Der Verwaltungsgerichtshof hat durch den Vorsitzenden Senatspräsident Dr. Griesmacher und die Hofräte DDr. Jakusch, Dr. Gruber, Dr. Stöberl und Dr. Blaschek als Richter, im Beisein der Schriftführerin Mag. Marihart, über die Beschwerde des M in L, vertreten durch Dr. G, Rechtsanwalt in W, gegen den Bescheid des Bundesministers für wirtschaftliche Angelegenheiten vom 14. Juli 1995, Zl. 91508/7005-III/7/95, betreffend Verweigerung der Standesbezeichnung "Ingenieur", zu Recht erkannt:

Normen

IngG 1990 §4 Abs1 Z1 lita;
IngG 1990 §4 Abs1 Z1 litb;
IngG 1990 §4 Abs1 Z1 lita;
IngG 1990 §4 Abs1 Z1 litb;

 

Spruch:

Die Beschwerde wird als unbegründet abgewiesen.

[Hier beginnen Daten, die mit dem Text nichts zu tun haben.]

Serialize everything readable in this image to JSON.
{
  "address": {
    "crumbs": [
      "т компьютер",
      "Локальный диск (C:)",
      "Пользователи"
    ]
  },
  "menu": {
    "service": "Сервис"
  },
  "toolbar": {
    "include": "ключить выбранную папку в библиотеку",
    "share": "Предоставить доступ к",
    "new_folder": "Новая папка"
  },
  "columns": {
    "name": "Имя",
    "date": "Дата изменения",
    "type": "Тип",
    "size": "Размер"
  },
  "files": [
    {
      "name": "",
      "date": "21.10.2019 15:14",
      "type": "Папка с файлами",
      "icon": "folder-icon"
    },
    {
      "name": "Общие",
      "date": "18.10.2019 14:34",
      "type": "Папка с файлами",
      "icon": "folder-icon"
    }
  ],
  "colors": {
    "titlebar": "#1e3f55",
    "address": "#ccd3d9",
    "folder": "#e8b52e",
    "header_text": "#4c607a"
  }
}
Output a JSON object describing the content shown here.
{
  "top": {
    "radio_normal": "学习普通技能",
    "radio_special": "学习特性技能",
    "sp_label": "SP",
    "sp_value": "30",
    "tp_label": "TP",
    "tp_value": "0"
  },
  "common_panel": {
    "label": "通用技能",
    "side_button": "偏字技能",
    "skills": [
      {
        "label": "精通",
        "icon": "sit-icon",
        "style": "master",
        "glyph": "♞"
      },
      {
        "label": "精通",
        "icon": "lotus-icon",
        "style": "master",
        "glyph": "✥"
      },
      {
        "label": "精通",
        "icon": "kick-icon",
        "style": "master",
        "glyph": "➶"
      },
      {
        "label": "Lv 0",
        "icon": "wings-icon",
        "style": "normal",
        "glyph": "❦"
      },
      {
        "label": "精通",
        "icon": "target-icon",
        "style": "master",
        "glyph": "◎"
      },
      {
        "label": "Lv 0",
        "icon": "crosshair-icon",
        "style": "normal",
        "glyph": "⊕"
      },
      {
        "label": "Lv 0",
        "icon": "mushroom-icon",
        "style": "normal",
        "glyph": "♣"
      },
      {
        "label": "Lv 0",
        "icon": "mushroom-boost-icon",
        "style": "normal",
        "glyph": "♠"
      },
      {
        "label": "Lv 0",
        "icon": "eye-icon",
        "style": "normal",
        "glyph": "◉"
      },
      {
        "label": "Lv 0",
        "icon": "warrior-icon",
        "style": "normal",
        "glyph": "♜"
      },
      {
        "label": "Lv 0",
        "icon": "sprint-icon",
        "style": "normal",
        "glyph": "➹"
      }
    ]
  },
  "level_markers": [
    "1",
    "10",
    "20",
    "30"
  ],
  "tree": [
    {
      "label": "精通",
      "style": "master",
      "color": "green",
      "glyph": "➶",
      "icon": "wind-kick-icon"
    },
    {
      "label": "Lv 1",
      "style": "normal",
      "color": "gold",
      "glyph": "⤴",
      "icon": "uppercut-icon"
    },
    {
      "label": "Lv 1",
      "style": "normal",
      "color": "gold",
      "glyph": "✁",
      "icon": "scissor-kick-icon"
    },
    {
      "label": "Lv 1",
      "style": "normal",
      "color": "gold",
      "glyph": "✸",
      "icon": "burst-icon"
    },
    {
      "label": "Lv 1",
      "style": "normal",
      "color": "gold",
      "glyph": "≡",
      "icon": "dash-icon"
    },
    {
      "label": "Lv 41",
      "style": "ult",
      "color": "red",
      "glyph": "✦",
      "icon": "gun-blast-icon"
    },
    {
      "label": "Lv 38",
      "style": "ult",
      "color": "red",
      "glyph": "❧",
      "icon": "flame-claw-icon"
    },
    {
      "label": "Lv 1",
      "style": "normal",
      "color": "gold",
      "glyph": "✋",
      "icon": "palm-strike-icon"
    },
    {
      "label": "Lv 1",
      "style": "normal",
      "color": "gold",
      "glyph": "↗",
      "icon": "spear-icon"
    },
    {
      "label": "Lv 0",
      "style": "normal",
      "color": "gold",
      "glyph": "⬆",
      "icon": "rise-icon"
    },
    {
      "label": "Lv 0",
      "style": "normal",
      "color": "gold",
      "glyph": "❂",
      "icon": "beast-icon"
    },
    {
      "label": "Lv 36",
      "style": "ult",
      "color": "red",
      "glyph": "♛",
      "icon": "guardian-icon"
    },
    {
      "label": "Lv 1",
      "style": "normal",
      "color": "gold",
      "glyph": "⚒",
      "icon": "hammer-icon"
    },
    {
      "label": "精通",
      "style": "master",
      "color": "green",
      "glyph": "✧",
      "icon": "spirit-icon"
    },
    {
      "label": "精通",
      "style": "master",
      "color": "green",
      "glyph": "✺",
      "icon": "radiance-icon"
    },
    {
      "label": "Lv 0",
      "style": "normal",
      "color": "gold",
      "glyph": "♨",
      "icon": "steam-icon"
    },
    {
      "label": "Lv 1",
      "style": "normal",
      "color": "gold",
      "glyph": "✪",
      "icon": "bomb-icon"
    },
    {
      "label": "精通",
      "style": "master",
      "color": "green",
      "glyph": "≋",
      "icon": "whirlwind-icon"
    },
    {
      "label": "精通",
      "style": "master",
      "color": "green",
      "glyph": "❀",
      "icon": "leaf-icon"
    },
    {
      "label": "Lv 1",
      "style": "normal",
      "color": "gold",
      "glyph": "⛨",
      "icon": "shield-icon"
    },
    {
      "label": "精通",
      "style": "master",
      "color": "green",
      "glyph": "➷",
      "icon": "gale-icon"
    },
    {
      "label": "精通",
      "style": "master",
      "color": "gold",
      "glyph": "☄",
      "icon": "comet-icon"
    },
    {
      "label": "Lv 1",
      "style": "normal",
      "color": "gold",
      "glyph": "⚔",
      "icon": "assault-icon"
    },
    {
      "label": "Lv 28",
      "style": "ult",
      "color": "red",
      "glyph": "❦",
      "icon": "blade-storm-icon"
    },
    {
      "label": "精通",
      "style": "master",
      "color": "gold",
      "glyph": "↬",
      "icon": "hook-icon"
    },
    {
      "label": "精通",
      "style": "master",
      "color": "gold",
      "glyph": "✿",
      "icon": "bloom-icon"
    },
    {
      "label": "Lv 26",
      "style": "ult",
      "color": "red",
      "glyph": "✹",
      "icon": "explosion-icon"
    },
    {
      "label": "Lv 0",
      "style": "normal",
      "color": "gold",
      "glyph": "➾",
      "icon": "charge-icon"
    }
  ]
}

Der Beschwerdeführer hat dem Bund Aufwendungen in der Höhe von S 3.035,-- binnen zwei Wochen bei sonstiger Exekution zu ersetzen.

Begründung

Mit dem Bescheid vom 14. Juli 1995 gab der Bundesminister für wirtschaftliche Angelegenheiten dem Ansuchen des Beschwerdeführers um die Verleihung der Berechtigung zur Führung der Standesbezeichnung "Ingenieur" mangels Erfüllung der Voraussetzungen des § 4 Abs. 1 Z. 1 des Ingenieurgesetzes 1990 nicht statt. Zur Begründung führte der Bundesminister aus, der Beschwerdeführer habe am 1. Juni 1995 die Reifeprüfung an der Höheren Lehranstalt für Berufstätige - "Maschinenbau" (richtig: "Elektrotechnik") abgelegt. Aus dem Zwischenzeugnis der E-AG vom 6. Juli 1995 sei ersichtlich, daß er am 28. Februar 1990 die Ausbildung im Lehrberuf "Elektromechaniker" durch Ablegung der Lehrabschlußprüfung abgeschlossen habe. Seither sei er im Berechnungsbüro für Transformatoren tätig. Im Hinblick auf den Zeitpunkt der Beendigung der HTL-Ausbildung und der Reifeprüfung könne er noch keine mindestens dreijährige "ingenieurmäßige" Berufspraxis nachweisen, da als derartige Praxis nur eine solche in Betracht komme, die höhere Fachkenntnisse voraussetze, sodaß nur jene praktischen Betätigungen berücksichtigt werden könnten, die der Bewerber um die Berechtigung zur Führung der Standesbezeichnung "Ingenieur" in einem Zeitraum absolviert habe, in welchem er bereits über diese höheren Fachkenntnisse verfügt habe. Der Beschwerdeführer habe außer der Lehrlingsausbildung keine weitere, vor der HTL-Ausbildung liegende theoretische Weiterbildung nachgewiesen, sodaß er jedenfalls drei Jahre vor der Reifeprüfung keine höheren HTL-Fachkenntnisse habe anwenden können. Es widerspreche nämlich der Lebenserfahrung, eine Person könne ohne entsprechende schulische Ausbildung oder eine sehr lange qualifizierte Berufsausbildung mit theoretischer Weiterbildung Tätigkeiten verrichten, für die vom Gesetz zwingend höhere Fachkenntnisse der fünfjährigen HTL-Ausbildung vorgeschrieben seien.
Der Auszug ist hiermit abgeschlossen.